La fuga se fijó para las diez de la noche, de acuerdo con un contrabandista amigo de la casa. El general escribió varias cartas, una de urgencia para su hija. El indio pasaría como mozo carguero por el camino real. No hubo adioses. Las cabalgaduras se alejaron con las patas envueltas en trapos. Pegadas a la pared, lloraban las hermanas en la tiniebla de un callejón oscuro. Al salir a la calle ancha, una mano detuvo el caballo del general. Se oyeron pasos arrastrados.
– ¡Qué miedo el que pasé -murmuró el contrabandista-, se me fue hasta la respiración! Pero no hay cuidado, es gente que va pallá, donde el doctor le debe estar dando serenata a su quequereque.
Un hachón de ocote, encendido al final de la calle, juntaba y separaba en las lenguas de su resplandor luminoso los bultos de las casas, de los árboles y de cinco o seis hombres agrupados al pie de una ventana.
– ¿Cuál de todos es el médico…? -preguntó el general con la pistola en la mano.
El contrabandista arrendó el caballo, levantó el brazo y señaló con el dedo al de la guitarra.
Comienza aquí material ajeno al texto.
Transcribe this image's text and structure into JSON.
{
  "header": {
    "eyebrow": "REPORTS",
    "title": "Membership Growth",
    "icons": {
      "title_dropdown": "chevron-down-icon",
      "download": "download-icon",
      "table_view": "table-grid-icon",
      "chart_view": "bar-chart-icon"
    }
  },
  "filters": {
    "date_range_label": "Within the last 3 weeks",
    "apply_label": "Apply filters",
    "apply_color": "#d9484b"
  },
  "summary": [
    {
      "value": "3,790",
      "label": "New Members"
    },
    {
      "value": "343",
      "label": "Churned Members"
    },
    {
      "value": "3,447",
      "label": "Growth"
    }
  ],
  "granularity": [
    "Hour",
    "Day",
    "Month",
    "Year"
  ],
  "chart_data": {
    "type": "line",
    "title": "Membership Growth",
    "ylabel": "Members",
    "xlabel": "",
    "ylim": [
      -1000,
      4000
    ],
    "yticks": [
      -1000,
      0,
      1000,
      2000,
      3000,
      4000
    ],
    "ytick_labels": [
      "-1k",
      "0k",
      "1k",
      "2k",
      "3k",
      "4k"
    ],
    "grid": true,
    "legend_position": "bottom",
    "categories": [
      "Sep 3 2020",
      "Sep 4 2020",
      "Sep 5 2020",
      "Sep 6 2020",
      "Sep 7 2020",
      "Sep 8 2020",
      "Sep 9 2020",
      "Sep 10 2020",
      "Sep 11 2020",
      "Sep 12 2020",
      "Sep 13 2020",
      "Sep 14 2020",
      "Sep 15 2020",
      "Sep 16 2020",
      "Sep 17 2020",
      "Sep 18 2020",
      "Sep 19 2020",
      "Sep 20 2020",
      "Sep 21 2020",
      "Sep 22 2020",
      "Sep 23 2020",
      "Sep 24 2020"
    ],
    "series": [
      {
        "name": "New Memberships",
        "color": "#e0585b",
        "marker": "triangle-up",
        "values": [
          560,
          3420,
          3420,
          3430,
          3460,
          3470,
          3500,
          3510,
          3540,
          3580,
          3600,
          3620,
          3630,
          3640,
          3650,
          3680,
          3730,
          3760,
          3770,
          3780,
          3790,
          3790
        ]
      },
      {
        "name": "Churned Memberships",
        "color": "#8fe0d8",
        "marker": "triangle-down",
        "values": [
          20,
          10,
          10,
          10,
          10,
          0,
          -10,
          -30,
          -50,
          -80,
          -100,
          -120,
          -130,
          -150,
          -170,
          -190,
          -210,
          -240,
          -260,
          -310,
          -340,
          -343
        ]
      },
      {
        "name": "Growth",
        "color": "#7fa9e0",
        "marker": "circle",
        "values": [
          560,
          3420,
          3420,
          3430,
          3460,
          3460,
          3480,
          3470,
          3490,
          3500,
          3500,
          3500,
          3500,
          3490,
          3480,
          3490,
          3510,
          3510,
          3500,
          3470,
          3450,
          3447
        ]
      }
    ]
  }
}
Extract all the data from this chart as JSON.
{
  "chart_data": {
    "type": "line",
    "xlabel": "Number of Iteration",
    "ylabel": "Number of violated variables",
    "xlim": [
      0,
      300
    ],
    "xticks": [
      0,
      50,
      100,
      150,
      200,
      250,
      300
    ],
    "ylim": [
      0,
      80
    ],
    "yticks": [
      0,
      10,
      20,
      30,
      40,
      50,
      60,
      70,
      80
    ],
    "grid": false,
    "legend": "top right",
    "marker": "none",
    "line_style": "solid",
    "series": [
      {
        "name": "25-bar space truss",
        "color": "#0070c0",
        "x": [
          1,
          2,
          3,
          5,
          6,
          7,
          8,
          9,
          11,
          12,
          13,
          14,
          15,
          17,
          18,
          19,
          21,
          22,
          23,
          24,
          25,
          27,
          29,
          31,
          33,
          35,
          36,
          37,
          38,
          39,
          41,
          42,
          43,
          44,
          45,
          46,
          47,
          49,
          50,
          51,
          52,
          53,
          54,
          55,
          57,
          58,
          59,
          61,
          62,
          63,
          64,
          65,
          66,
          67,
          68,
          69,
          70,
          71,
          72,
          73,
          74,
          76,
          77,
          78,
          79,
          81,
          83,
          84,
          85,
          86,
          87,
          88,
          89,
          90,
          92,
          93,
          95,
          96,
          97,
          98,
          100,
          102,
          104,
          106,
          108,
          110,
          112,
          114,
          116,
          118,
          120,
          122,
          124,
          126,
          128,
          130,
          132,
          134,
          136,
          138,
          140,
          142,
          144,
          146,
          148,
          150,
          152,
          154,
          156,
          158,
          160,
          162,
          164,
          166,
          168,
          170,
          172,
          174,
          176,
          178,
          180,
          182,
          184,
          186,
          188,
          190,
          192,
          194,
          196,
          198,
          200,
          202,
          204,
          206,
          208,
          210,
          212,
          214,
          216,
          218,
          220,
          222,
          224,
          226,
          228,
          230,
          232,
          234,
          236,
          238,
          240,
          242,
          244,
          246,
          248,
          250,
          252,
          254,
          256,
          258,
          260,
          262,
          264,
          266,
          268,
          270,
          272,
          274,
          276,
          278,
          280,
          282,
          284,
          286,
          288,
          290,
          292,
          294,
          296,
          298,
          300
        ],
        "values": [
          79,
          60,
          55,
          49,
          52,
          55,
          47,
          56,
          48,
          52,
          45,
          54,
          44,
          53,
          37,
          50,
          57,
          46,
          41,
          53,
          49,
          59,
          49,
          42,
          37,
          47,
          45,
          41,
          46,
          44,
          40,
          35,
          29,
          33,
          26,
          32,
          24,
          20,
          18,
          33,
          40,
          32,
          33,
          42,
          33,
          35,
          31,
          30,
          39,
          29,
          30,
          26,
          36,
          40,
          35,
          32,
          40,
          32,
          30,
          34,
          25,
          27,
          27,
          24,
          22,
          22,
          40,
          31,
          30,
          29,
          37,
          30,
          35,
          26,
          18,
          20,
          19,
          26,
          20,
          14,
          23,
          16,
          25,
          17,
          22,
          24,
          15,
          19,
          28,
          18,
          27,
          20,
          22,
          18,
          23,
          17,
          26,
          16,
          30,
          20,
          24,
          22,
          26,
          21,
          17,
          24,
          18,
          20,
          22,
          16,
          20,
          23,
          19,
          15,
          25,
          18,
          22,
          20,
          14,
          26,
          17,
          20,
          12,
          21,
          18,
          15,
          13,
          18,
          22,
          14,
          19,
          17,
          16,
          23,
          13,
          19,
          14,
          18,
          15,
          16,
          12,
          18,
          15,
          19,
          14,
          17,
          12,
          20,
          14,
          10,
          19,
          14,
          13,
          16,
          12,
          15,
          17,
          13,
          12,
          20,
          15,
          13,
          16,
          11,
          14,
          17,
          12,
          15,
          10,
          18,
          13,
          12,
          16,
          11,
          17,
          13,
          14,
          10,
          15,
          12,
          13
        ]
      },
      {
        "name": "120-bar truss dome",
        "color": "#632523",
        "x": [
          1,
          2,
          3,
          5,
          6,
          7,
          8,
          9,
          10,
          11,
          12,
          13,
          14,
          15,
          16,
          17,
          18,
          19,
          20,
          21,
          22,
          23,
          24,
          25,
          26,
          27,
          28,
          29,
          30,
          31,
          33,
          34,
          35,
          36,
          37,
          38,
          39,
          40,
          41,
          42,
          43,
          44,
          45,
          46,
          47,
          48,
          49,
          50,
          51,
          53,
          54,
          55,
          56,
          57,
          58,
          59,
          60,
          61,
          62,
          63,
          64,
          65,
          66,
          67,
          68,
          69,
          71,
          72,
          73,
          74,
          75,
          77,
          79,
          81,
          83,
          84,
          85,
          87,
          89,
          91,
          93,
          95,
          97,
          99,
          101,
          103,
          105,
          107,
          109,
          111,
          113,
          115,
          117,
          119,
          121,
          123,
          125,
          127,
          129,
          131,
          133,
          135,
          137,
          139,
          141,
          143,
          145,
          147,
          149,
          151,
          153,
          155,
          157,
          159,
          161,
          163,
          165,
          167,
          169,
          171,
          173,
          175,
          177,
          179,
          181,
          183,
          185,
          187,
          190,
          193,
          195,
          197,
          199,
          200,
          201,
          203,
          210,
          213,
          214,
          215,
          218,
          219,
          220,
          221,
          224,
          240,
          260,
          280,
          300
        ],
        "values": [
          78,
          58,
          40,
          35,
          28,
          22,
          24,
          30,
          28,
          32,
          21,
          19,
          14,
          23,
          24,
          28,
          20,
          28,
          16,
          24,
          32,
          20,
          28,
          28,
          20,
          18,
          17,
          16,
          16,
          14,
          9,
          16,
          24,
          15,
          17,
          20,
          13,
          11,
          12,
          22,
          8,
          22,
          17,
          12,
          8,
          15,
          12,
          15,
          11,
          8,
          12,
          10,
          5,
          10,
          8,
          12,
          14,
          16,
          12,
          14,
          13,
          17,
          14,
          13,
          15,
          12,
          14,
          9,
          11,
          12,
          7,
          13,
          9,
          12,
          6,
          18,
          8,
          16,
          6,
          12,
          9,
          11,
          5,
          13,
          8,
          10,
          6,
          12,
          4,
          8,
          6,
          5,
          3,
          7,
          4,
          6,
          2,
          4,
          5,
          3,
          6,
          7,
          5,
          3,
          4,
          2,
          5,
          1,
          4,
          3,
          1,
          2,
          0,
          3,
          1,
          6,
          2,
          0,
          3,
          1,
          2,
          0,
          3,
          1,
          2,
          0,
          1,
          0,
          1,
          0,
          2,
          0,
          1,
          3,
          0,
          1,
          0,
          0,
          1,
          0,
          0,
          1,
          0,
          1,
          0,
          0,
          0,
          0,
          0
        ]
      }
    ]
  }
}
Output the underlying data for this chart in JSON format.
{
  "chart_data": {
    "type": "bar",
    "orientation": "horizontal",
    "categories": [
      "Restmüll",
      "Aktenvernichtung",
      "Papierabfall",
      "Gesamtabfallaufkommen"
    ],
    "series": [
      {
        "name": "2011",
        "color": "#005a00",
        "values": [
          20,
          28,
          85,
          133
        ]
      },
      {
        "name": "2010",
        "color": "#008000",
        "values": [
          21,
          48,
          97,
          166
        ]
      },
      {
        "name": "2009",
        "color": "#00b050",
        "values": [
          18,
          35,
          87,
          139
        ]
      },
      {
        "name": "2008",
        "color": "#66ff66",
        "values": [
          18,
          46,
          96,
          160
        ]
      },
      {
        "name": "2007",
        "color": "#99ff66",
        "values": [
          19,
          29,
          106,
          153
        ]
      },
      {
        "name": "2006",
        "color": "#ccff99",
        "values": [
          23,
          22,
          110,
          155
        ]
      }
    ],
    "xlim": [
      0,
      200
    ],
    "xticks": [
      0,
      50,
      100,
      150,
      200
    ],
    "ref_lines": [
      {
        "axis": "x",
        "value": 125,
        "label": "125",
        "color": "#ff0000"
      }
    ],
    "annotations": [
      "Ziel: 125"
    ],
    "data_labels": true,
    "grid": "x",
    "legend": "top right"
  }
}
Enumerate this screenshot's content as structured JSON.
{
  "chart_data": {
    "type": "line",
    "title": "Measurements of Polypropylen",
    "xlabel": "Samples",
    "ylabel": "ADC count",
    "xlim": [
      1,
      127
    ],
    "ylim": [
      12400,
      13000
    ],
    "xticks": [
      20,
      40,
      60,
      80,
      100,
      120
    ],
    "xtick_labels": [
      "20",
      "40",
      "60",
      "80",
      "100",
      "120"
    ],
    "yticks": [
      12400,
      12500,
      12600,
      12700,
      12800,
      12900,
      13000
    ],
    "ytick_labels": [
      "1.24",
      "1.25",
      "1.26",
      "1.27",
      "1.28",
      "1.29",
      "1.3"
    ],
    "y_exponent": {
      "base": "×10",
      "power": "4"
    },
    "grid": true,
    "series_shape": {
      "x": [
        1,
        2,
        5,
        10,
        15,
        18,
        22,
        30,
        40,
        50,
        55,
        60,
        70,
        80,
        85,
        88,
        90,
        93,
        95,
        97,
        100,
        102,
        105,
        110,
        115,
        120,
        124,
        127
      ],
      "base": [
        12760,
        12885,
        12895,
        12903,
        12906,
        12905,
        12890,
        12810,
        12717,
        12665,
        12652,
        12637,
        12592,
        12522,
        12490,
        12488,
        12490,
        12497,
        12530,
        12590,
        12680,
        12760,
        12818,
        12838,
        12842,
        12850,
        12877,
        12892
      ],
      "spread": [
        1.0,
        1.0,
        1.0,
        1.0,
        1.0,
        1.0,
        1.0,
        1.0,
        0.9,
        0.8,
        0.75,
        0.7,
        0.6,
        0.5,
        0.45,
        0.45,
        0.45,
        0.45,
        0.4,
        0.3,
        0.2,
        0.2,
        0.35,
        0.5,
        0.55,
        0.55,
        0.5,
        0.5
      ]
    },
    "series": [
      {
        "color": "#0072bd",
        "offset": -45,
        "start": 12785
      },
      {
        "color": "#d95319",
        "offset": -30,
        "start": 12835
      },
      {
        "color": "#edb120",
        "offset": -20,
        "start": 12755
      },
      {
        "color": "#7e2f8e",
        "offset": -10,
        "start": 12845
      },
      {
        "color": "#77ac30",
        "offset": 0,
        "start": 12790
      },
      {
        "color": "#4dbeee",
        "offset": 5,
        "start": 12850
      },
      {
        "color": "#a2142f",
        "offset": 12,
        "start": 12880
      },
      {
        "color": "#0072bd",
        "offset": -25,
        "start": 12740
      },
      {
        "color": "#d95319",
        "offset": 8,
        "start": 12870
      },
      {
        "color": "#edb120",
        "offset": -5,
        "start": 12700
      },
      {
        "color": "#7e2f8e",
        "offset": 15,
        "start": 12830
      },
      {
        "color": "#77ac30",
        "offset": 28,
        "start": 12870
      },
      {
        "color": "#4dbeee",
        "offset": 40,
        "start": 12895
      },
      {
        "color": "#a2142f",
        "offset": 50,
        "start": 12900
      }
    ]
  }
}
Un disparo rasgó el aire y como plátano desgajado del racimo se desplomó un hombre.
– ¡Ju-juy!… ¡Vea lo que ha hecho!… ¡Huygamos, vamos! ¡Nos cogen…, vamos…, meta las espuelas…!
– ¡Lo… que… to… dos… de… bié… ra… mos… ha… cer… pa… ra… com… po… ner… es… te… pue… blo!… -dijo Canales con la voz cortada por el galope del caballo.
El paso de las bestias despertó a los perros, los perros despertaron a las gallinas, las gallinas a los gallos, los gallos a las gentes, a las gentes que volvían a la vida sin gusto, bostezando, desperezándose, con miedo.
La escolta llegó a levantar el cadáver del médico. De las casas cercanas salieron con faroles. La dueña de la serenata no podía llorar y atolondrada del susto, medio desnuda, con un farol chino en la mano lívida, perdía los ojos en la negrura de la noche asesina.
– Ya estamos tentando el río, general; pero por onde vamos a pasar nosotros no pasan sino los meros hombres, soy yo quien se lo digo… ¡Ay, vida, para que fueras eterna…!
– ¡Quién dijo miedo! -contestó Canales que venía atrás, en un caballo retinto.
– ¡Ándele! ¡Ay juerzas de colemico, las que le agarran a uno cuando lo vienen siguiendo! ¡Arrebiáteseme bien, bien, para que no se me en-pierda!
El paisaje era difuso, el aire tibio, a veces halado como de vidrio. El rumor del río iba tumbando cañas.
Por un desfiladero bajaron corriendo a pie. El contrabandista apersogó las bestias en un sitio conocido para recogerlas a la vuelta. Manchas de río reflejaban, entre las sombras, la luz del cielo constelado. Flotaba una vegetación extraña, una vegetación de árboles con viruela verde, ojos color de talco y dientes blancos. El agua bullía a sus costados adormecida, mantecosa, con olor a rana…
De islote en islote saltaban el contrabandista y el general, los dos pistola en mano, sin pronunciar palabra. Sus sombras los perseguían como lagartos. Los lagartos como sus sombras. Nubes de insectos los pinchaban. Veneno alado en el viento. Olía a mar, a mar pescado en red de selva, con todos sus peces, sus estrellas, sus corales, sus madréporas, sus abismos, sus corrientes… Largas babosidades de pulpo columpiaba el paxte sobre sus cabezas como postrera señal de vida. Ni las fieras se atrevían por donde ellos pasaban. Canales volvía la cabeza a todos lados, perdido en medio de aquella naturaleza fatídica, inabordable y destructora como el alma de su raza. Un lagarto, que sin duda había probado carne humana, atacó al contrabandista; pero éste tuvo tiempo de saltar; no así el general, que para defenderse quiso volver atrás y se detuvo como a la orilla de un relámpago de segundo, al encontrarse con otro lagarto que le esperaba con las fauces abiertas. Instante decisivo. La espalda le corrió muerta por todo el cuerpo. Sintió en la cara el cuero cabelludo. Se le fue la lengua. Encogió las manos. Tres disparos se sucedieron y el eco los repetía cuando él, aprovechando la fuga del animal herido que le cortaba el paso, saltaba sano y salvo. El contrabandista hizo otros disparos. El general, repuesto del susto, corrió a estrecharle la mano y se quemó los dedos en el cañón del arma que esgrimía aquél.
Al pintar el alba se despidieron en la frontera. Sobre la esmeralda del campo, sobre las montañas del bosque tupido que los pájaros convertían en cajas de música, y sobre las selvas pasaban las nubes con forma de lagarto llevando en los lomos tesoros de luz.